I'm sorry I didn't explain that very clearly: I know you're trying not to let angry show (my God it's tough, and an endless battle). The point was that being angry does make the problem worse.

NeedsTherapy Fri 26-Apr-13 09:53:27

Ahh I see! Yes I'm sure everything I'm feeling right now is making everything worse for her.

Last night wasn't too bad, I did have an incident at 2am where dd1 woke and insisted she wanted to wee on the ducks. (She sleep walks, talks and has night terrors) not sure what that was about confused

Going to follow the same tactics tonight and hope for similar results!

NeedsTherapy Fri 26-Apr-13 18:14:26

Tonight not going as we'll although better than some this week (although there is time!) she's been out of bed once and is whining, but still in her room. Fx she decided to just go to sleep. Make that out of bed twice.

mummy2benji Sun 28-Apr-13 22:42:34

Sending you a hug and a brew although you might possibly need a wine more. 2.6 is young and particularly difficult when she has an even younger sibling, there might be an element of having her nose pushed out of joint by the new arrival too.
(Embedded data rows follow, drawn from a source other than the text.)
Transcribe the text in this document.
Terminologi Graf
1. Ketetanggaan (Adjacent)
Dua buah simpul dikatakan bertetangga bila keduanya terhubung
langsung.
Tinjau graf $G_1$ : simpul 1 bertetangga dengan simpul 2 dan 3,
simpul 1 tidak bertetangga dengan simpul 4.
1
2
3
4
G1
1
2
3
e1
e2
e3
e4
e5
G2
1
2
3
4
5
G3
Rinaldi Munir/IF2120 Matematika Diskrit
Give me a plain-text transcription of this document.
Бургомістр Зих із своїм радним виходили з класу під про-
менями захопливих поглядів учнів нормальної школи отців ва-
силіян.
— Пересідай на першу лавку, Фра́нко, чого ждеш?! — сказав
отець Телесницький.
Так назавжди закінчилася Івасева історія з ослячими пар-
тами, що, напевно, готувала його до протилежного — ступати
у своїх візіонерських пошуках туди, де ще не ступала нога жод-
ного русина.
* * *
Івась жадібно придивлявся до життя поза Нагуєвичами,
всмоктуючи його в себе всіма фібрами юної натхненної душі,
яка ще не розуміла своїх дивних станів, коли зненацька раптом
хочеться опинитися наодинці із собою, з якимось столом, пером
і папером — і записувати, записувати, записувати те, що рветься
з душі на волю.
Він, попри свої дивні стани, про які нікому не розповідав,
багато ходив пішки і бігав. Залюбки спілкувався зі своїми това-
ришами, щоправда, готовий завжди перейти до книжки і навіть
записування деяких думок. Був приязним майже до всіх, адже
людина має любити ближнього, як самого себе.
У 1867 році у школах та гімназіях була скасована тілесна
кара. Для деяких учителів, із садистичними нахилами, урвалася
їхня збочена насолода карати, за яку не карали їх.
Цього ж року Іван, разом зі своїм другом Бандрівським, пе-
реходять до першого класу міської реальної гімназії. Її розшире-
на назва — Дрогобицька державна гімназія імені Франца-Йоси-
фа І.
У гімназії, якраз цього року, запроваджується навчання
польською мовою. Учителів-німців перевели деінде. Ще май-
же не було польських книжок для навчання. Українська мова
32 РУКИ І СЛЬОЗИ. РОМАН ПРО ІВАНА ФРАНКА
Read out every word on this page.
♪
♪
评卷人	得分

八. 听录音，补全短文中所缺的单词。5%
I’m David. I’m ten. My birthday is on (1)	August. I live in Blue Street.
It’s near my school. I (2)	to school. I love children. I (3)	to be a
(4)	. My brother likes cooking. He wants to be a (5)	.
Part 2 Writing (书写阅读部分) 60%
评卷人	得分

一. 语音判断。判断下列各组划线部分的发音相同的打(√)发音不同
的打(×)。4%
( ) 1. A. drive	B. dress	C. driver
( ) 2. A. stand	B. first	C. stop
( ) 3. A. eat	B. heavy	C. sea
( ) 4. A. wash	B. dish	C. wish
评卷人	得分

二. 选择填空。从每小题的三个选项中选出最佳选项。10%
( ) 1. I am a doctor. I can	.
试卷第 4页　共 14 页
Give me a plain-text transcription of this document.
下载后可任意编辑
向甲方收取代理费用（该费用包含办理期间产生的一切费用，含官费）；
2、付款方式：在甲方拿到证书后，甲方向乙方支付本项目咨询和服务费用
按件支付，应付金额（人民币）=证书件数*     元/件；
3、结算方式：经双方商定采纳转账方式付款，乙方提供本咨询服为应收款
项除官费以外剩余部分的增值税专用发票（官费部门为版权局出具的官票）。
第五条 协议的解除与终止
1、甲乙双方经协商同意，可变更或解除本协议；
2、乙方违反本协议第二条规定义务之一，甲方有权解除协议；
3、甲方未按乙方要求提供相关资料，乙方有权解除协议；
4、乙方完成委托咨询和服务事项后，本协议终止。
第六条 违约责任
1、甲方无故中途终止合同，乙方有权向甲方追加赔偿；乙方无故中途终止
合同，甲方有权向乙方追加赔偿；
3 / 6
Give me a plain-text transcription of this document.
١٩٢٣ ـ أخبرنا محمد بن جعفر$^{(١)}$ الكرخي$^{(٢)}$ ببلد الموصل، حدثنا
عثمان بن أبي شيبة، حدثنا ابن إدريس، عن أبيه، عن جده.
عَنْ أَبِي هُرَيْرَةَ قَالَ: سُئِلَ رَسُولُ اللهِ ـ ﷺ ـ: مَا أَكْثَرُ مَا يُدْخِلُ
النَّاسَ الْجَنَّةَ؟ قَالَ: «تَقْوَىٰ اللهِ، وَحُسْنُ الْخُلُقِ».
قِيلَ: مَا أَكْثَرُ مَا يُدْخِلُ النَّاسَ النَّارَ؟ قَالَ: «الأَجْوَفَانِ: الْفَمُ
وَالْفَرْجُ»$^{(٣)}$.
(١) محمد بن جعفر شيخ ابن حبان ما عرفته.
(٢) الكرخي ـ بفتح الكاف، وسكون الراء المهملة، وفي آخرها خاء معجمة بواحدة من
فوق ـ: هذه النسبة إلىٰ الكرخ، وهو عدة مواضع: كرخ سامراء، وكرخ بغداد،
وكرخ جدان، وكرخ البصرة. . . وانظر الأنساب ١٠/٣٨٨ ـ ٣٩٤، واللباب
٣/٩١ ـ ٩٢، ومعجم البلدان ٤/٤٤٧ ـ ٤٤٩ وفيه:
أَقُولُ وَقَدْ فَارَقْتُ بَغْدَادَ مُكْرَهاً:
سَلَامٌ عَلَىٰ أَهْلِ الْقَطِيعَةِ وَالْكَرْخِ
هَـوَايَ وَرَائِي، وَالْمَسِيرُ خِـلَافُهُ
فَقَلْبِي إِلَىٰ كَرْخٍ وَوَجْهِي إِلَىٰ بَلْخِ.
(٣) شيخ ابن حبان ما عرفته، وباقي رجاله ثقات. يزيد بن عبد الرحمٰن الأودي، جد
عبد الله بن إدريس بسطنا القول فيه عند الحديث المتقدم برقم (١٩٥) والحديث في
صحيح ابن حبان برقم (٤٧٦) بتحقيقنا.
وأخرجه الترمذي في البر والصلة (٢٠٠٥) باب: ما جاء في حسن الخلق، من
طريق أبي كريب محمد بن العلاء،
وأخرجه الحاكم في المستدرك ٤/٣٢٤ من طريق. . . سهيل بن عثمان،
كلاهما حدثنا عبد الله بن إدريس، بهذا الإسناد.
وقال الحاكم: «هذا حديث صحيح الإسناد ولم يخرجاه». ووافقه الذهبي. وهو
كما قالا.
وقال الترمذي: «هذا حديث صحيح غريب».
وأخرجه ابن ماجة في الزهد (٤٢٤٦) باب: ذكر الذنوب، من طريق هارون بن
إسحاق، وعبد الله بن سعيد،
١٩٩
And discipline at that age is hard when they start tantrumming and are beyond all reasoning with. I think the Supernanny approach is a good one, certainly it seemed to work well given perseverance in the programs I watched. I would pick her up, return her to her bed, say calmly "sleep now. Night darling" quick kiss and leave. I do feel for you as it's so hard when you're knackered and you just want the evening to be your own and have a break from it all, and not be up and down trying to settle kids. Keep at it - it will improve.